The shadows stretched for miles as the moonlight peeked through the heavy clouds, like a curious child behind the blinds. Rain poured down against the forest.


"Help! Someone help!"


The night grew stronger, darker. One would say the night was silent, peaceful but only one so ignorant of the dangers that hid in the darkness can say that.


Mud splashed against leather boots and bare feet accompanied with cold, heavy pants of exhaustion. The cold mist of early dawn dried their throats and lungs, cold as the rain poured down on them.

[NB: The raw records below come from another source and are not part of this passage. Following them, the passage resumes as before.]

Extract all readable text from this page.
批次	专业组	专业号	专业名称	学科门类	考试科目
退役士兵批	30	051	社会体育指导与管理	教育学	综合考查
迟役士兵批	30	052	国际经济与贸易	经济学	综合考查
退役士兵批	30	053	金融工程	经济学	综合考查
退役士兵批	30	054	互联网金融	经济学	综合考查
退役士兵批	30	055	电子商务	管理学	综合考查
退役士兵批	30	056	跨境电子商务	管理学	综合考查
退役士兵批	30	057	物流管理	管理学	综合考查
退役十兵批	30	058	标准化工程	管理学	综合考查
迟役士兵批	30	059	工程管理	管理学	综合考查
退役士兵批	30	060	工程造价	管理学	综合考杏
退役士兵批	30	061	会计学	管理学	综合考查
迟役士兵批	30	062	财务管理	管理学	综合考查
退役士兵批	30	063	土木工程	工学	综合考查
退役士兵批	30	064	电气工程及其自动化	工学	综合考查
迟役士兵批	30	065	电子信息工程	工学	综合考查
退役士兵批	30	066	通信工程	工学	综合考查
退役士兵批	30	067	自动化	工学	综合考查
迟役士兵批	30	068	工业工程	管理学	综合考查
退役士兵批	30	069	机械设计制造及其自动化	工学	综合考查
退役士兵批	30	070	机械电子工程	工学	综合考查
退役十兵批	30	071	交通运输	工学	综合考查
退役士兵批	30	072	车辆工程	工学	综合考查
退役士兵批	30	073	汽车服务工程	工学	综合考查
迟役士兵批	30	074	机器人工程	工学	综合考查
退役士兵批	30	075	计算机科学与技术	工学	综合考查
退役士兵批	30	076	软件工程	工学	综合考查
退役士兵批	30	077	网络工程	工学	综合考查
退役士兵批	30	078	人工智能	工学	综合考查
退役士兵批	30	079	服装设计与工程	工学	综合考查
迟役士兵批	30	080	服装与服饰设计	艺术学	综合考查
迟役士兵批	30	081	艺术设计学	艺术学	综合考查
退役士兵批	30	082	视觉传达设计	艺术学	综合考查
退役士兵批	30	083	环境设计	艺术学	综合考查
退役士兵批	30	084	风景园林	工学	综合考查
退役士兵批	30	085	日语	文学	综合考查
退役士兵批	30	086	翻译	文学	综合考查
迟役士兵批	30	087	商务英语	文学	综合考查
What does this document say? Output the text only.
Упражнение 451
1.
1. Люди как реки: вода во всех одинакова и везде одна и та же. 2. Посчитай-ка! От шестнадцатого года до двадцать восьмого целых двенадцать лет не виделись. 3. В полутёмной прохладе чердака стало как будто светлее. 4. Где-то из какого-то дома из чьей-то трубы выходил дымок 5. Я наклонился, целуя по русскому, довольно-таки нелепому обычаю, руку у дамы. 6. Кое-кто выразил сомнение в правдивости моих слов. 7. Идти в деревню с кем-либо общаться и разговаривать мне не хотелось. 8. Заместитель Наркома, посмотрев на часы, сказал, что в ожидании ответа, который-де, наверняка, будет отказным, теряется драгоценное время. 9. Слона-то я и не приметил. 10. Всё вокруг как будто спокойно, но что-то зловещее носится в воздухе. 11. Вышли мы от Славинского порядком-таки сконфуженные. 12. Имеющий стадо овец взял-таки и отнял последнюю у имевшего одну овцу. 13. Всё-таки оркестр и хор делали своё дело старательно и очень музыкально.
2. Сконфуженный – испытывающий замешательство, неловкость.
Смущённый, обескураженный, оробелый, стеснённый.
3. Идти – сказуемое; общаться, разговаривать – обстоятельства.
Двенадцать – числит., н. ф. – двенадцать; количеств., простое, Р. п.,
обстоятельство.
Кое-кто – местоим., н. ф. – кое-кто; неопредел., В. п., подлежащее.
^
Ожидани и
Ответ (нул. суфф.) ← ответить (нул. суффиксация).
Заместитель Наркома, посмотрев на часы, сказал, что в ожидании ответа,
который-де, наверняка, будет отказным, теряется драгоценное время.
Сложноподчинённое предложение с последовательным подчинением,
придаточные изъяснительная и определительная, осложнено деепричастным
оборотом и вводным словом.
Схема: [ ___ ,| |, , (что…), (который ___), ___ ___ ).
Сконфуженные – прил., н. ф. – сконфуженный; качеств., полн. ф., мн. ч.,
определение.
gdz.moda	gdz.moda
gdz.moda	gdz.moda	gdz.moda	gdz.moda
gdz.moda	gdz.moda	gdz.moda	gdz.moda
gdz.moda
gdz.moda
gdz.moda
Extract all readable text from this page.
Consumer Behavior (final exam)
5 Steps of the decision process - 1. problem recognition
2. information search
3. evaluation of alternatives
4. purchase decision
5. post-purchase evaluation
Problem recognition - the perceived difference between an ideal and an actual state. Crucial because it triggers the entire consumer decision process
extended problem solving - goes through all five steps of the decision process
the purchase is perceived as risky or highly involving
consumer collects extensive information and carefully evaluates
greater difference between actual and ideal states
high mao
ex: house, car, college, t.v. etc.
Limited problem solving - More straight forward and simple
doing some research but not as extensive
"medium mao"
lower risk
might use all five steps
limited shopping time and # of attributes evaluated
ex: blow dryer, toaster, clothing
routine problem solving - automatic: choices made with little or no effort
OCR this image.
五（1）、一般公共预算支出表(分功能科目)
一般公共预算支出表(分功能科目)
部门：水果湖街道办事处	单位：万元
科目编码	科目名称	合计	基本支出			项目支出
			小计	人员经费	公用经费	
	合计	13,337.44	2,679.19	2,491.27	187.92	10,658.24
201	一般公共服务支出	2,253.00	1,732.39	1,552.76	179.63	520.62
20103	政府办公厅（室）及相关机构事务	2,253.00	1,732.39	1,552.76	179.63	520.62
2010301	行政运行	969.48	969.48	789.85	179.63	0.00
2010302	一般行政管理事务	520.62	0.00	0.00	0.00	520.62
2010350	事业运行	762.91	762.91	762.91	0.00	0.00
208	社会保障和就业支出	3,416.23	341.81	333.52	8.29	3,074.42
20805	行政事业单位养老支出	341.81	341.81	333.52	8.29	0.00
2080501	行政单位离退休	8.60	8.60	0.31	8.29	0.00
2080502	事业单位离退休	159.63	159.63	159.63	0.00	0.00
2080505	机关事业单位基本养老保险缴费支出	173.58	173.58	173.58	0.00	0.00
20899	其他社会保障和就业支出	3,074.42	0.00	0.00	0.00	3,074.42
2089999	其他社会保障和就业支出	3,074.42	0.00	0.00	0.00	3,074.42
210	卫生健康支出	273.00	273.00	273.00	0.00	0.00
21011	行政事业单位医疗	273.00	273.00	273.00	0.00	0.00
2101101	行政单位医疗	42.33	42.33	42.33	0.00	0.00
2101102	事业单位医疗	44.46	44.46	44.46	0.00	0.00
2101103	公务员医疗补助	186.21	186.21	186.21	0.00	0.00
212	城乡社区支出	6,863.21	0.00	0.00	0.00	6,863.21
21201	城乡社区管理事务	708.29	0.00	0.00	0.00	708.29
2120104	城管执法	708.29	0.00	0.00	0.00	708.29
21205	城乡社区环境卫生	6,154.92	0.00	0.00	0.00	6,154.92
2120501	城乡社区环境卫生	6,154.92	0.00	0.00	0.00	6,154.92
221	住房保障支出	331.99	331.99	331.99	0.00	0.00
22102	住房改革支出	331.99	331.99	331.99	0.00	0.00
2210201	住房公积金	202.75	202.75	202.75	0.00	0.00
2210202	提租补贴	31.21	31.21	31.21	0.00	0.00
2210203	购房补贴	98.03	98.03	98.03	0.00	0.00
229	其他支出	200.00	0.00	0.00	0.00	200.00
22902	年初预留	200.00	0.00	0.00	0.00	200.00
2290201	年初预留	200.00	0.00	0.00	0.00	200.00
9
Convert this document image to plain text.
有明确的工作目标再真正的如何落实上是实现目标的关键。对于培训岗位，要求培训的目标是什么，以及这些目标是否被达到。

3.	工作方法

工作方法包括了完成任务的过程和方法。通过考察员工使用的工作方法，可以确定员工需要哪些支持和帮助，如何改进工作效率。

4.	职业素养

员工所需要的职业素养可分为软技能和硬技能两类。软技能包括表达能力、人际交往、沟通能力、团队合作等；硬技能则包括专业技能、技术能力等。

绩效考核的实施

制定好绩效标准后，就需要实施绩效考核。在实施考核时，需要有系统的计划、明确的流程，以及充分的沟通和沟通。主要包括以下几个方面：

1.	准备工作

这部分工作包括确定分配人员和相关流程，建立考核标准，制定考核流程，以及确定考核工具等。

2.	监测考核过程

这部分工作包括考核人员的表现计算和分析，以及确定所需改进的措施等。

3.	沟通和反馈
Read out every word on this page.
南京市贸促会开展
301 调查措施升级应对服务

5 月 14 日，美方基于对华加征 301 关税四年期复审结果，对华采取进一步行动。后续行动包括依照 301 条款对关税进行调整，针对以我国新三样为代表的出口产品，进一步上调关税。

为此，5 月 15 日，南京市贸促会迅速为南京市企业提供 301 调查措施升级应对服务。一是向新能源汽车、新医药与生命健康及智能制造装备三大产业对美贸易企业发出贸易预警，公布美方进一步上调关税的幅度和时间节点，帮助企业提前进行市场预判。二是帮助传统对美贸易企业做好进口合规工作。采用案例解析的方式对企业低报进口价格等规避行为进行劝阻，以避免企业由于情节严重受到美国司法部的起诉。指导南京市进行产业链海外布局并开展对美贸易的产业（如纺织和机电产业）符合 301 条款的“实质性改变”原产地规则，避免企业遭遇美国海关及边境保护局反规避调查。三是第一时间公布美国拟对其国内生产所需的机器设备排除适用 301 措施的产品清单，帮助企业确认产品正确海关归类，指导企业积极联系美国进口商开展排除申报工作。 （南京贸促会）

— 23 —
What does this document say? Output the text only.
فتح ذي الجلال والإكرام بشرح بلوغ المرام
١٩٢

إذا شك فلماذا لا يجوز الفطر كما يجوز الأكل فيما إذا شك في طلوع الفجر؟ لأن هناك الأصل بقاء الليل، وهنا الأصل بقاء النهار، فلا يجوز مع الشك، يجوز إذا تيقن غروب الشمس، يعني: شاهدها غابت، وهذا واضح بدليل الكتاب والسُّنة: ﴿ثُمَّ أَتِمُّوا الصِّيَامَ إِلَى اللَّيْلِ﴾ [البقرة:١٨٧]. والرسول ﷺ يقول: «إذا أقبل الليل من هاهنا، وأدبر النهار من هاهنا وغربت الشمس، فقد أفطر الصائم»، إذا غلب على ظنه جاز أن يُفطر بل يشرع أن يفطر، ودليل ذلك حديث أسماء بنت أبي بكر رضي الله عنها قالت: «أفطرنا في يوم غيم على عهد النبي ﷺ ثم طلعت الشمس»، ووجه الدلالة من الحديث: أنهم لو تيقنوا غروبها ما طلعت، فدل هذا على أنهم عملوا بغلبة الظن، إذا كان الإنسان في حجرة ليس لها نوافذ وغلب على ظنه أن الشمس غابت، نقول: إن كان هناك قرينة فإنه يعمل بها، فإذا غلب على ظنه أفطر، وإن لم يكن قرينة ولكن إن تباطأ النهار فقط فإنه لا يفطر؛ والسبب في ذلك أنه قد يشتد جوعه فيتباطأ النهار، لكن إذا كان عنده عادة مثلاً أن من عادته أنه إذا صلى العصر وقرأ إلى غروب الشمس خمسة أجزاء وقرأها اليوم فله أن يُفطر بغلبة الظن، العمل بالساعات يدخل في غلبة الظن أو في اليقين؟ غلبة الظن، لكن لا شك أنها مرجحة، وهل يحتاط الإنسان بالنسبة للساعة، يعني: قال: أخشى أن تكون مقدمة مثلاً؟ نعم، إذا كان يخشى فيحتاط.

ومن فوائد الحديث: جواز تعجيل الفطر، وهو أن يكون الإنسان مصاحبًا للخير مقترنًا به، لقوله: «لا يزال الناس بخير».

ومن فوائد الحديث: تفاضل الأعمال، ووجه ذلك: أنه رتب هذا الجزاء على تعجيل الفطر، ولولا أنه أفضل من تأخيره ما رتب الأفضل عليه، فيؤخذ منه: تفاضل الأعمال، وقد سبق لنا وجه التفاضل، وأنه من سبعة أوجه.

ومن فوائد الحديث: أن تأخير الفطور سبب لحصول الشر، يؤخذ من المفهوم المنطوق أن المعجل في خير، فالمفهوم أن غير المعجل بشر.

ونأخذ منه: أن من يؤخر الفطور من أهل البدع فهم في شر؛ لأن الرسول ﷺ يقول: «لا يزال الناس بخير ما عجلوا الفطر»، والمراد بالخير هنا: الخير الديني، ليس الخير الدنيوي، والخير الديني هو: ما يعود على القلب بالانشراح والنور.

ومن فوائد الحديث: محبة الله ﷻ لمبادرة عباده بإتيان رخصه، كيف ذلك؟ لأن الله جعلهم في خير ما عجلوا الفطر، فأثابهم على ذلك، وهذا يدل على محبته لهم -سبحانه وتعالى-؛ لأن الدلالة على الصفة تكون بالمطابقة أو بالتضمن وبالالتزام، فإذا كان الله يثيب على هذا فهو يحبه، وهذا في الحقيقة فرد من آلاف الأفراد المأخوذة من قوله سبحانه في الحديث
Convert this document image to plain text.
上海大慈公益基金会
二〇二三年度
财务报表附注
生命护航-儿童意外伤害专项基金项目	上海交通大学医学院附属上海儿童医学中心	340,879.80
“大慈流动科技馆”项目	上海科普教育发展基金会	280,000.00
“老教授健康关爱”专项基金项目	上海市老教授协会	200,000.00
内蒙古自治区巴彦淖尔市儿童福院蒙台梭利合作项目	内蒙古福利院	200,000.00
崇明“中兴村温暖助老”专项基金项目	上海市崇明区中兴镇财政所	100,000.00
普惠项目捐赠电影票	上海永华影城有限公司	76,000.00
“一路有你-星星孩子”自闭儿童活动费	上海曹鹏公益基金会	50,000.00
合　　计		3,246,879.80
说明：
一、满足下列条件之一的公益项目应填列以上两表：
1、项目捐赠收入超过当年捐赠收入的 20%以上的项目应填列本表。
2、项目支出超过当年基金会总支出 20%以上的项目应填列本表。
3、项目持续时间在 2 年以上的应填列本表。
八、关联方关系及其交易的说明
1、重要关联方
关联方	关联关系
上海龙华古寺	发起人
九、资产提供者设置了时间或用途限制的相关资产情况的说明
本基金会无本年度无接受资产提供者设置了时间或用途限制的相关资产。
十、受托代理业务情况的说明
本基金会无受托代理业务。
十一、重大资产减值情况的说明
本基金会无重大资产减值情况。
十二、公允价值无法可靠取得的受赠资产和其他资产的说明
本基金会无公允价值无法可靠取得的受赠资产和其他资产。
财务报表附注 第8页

A howl resounded through the clouded sky, shadows stretching ever so closer than before.


The mother and child ran from the howl of the beasts. Their legs burned with fatigue, muddied and wet. Only their sheer determination and fear had kept them alive. 


The hairs across their back stood on end as the growls grew closer and closer. It took all of their willpower to resist the painful urge to look back.


"A house!" The mother shouted with desperate eagerness.


The house, or if it could be called that, stood over a great garden of swaying white daisies. The graves that surrounded the edges of the house's steel fences gave off an unsettling aura. But in their situation, beggars couldn't be choosers.


The sheer relief that washed over them had never been so welcomed. With vigor, they pushed their legs further than before, running as fast as they could, ignoring the burning in their lungs.


In desperation, the mother stumbled as she pulled against the steel gate that just wouldn't budge open. 


"Please! We need sanctuary! I know you're in there, please!" The mother begged, her voice slowly growing hoarse from his shouting. 


"Ma?" The girl in the mother's arms' meek voice called in concern.


The mother could only hold her blissfully ignorant daughter tight, after telling her to close her eyes. The growls from the forest behind them grew louder as glowing eyes glowed brighter and their shadows inching closer and bigger.


"PLEASE HELP US!!" The mother sobbed as she relentlessly banged the steel gate, fear painfully evident in her voice. But t'was not in fear for her life but her daughter.


Loud steps shook the very ground, beasts of all kinds rushed towards the family as their despair sang its melody like a siren seducing sailors across the sea. Driven mad with hunger and thirst, they rushed for their delicious meal.


All-consuming blackness encompassed in bony armor and their fangs bared, the beasts salivated as the delicious smell of despair and fear sang to them. 


No one answered her call. The mother could only hug her only remaining family and closed her eyes, afraid and resigned as the beasts, the dark creatures of Grimm coming closer and closer.